Lloyds actually do allow you to pay in and perform some transactions at a Post Office rather than going to your branch, so many users might get unwittingly caught out by this one and think they need to notify the bank
Email looks like
Good news. You received this email as a notice for the database update for this month.
This update is designed by our IT engineers to provide higher security to our customers
online accounts, prevent unauthorized account access and other types of online fraud.
On 19 November 2014 we’ll be making an improvement to your account – to help you get the most out of it.
You’ll be able to pay cheques and cash into your account at most Post Office branches – giving you another way to bank with us.
Please download the document attached to this email and update your account.
Non-Executive Chairman of the Board.
Please do not reply to this e-mail as this is only a notification. Mail sent to this address cannot be answered.
If you do unwittingly open the attachment you will see a page looking like this. Do not fill anything in & just delete the attachment and the email
This one wants your personal details and bank details.

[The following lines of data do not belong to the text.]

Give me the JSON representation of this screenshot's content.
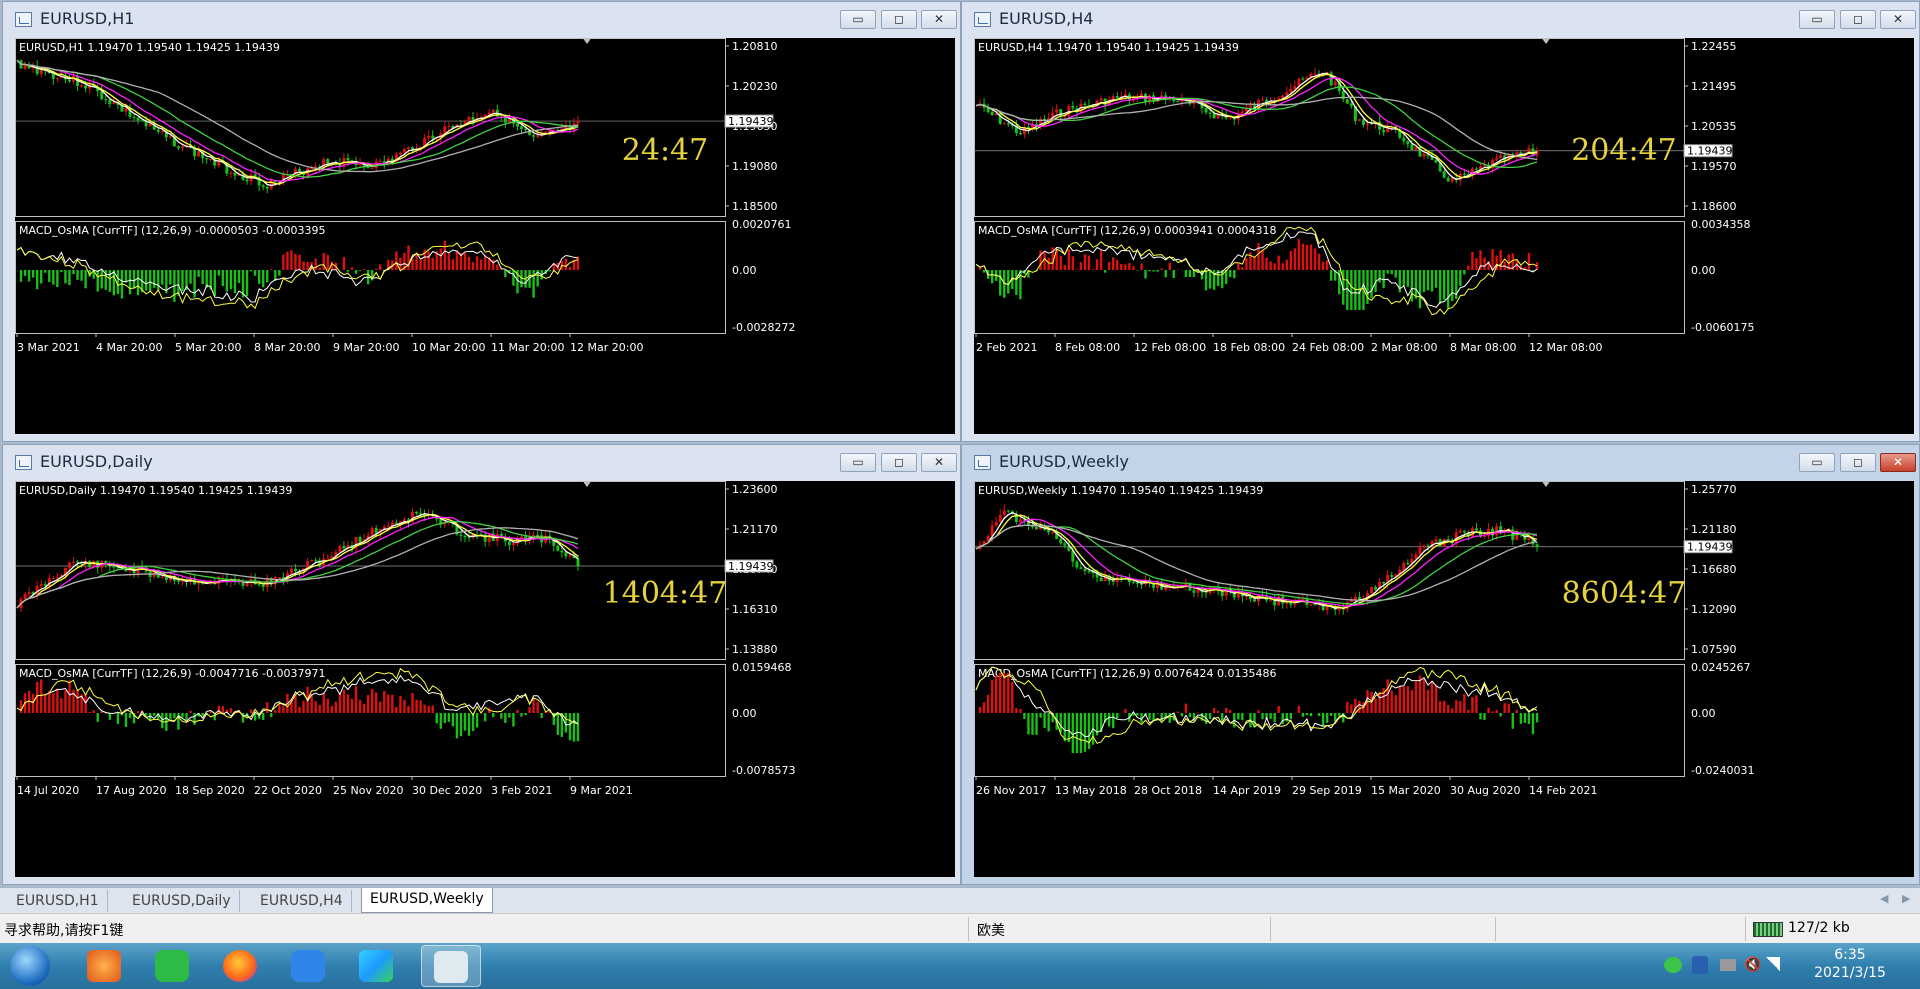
{
  "windows": [
    {
      "id": "h1",
      "title": "EURUSD,H1",
      "header": "EURUSD,H1  1.19470 1.19540 1.19425 1.19439",
      "price_axis": [
        "1.20810",
        "1.20230",
        "1.19650",
        "1.19080",
        "1.18500"
      ],
      "current_price": "1.19439",
      "timer": "24:47",
      "macd_label": "MACD_OsMA [CurrTF] (12,26,9) -0.0000503 -0.0003395",
      "macd_axis": [
        "0.0020761",
        "0.00",
        "-0.0028272"
      ],
      "time_axis": [
        "3 Mar 2021",
        "4 Mar 20:00",
        "5 Mar 20:00",
        "8 Mar 20:00",
        "9 Mar 20:00",
        "10 Mar 20:00",
        "11 Mar 20:00",
        "12 Mar 20:00"
      ]
    },
    {
      "id": "h4",
      "title": "EURUSD,H4",
      "header": "EURUSD,H4  1.19470 1.19540 1.19425 1.19439",
      "price_axis": [
        "1.22455",
        "1.21495",
        "1.20535",
        "1.19570",
        "1.18600"
      ],
      "current_price": "1.19439",
      "timer": "204:47",
      "macd_label": "MACD_OsMA [CurrTF] (12,26,9) 0.0003941 0.0004318",
      "macd_axis": [
        "0.0034358",
        "0.00",
        "-0.0060175"
      ],
      "time_axis": [
        "2 Feb 2021",
        "8 Feb 08:00",
        "12 Feb 08:00",
        "18 Feb 08:00",
        "24 Feb 08:00",
        "2 Mar 08:00",
        "8 Mar 08:00",
        "12 Mar 08:00"
      ]
    },
    {
      "id": "daily",
      "title": "EURUSD,Daily",
      "header": "EURUSD,Daily  1.19470 1.19540 1.19425 1.19439",
      "price_axis": [
        "1.23600",
        "1.21170",
        "1.18740",
        "1.16310",
        "1.13880"
      ],
      "current_price": "1.19439",
      "timer": "1404:47",
      "macd_label": "MACD_OsMA [CurrTF] (12,26,9) -0.0047716 -0.0037971",
      "macd_axis": [
        "0.0159468",
        "0.00",
        "-0.0078573"
      ],
      "time_axis": [
        "14 Jul 2020",
        "17 Aug 2020",
        "18 Sep 2020",
        "22 Oct 2020",
        "25 Nov 2020",
        "30 Dec 2020",
        "3 Feb 2021",
        "9 Mar 2021"
      ]
    },
    {
      "id": "weekly",
      "title": "EURUSD,Weekly",
      "header": "EURUSD,Weekly  1.19470 1.19540 1.19425 1.19439",
      "price_axis": [
        "1.25770",
        "1.21180",
        "1.16680",
        "1.12090",
        "1.07590"
      ],
      "current_price": "1.19439",
      "timer": "8604:47",
      "macd_label": "MACD_OsMA [CurrTF] (12,26,9) 0.0076424 0.0135486",
      "macd_axis": [
        "0.0245267",
        "0.00",
        "-0.0240031"
      ],
      "time_axis": [
        "26 Nov 2017",
        "13 May 2018",
        "28 Oct 2018",
        "14 Apr 2019",
        "29 Sep 2019",
        "15 Mar 2020",
        "30 Aug 2020",
        "14 Feb 2021"
      ]
    }
  ],
  "window_buttons": {
    "min": "▭",
    "max": "◻",
    "close": "✕"
  },
  "tabs": [
    "EURUSD,H1",
    "EURUSD,Daily",
    "EURUSD,H4",
    "EURUSD,Weekly"
  ],
  "active_tab": "EURUSD,Weekly",
  "status": {
    "help": "寻求帮助,请按F1键",
    "profile": "欧美",
    "traffic": "127/2 kb"
  },
  "clock": {
    "time": "6:35",
    "date": "2021/3/15"
  },
  "colors": {
    "bull": "#e01010",
    "bear": "#18c018",
    "ma_white": "#ffffff",
    "ma_yellow": "#ffff40",
    "ma_magenta": "#ff20ff",
    "ma_green": "#40d040",
    "ma_gray": "#b0b0b0",
    "timer": "#e6d23c"
  }
}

Many of them are also designed to specifically steal your email, facebook and other social network log in details. Please read our How to protect yourselves page for simple, sensible advice on how to avoid being infected by this sort of socially engineered malware. All of these emails use Social engineering tricks to persuade you to open the attachments that come with the email or click the link in the email .
Whether it is a message saying “look at this picture of me I took last night” and it appears to come from a friend or is more targeted at somebody who regularly is likely to receive PDF attachments or Word .doc attachments or any other common file that you use every day. Or whether it is a straight forward attempt, like this one, to steal your personal, bank, credit card or email and social networking log in details. Be very careful when unzipping them and make sure you have “show known file extensions enabled“, And then look carefully at the unzipped file. If it says .EXE then it is a problem and should not be run or opened.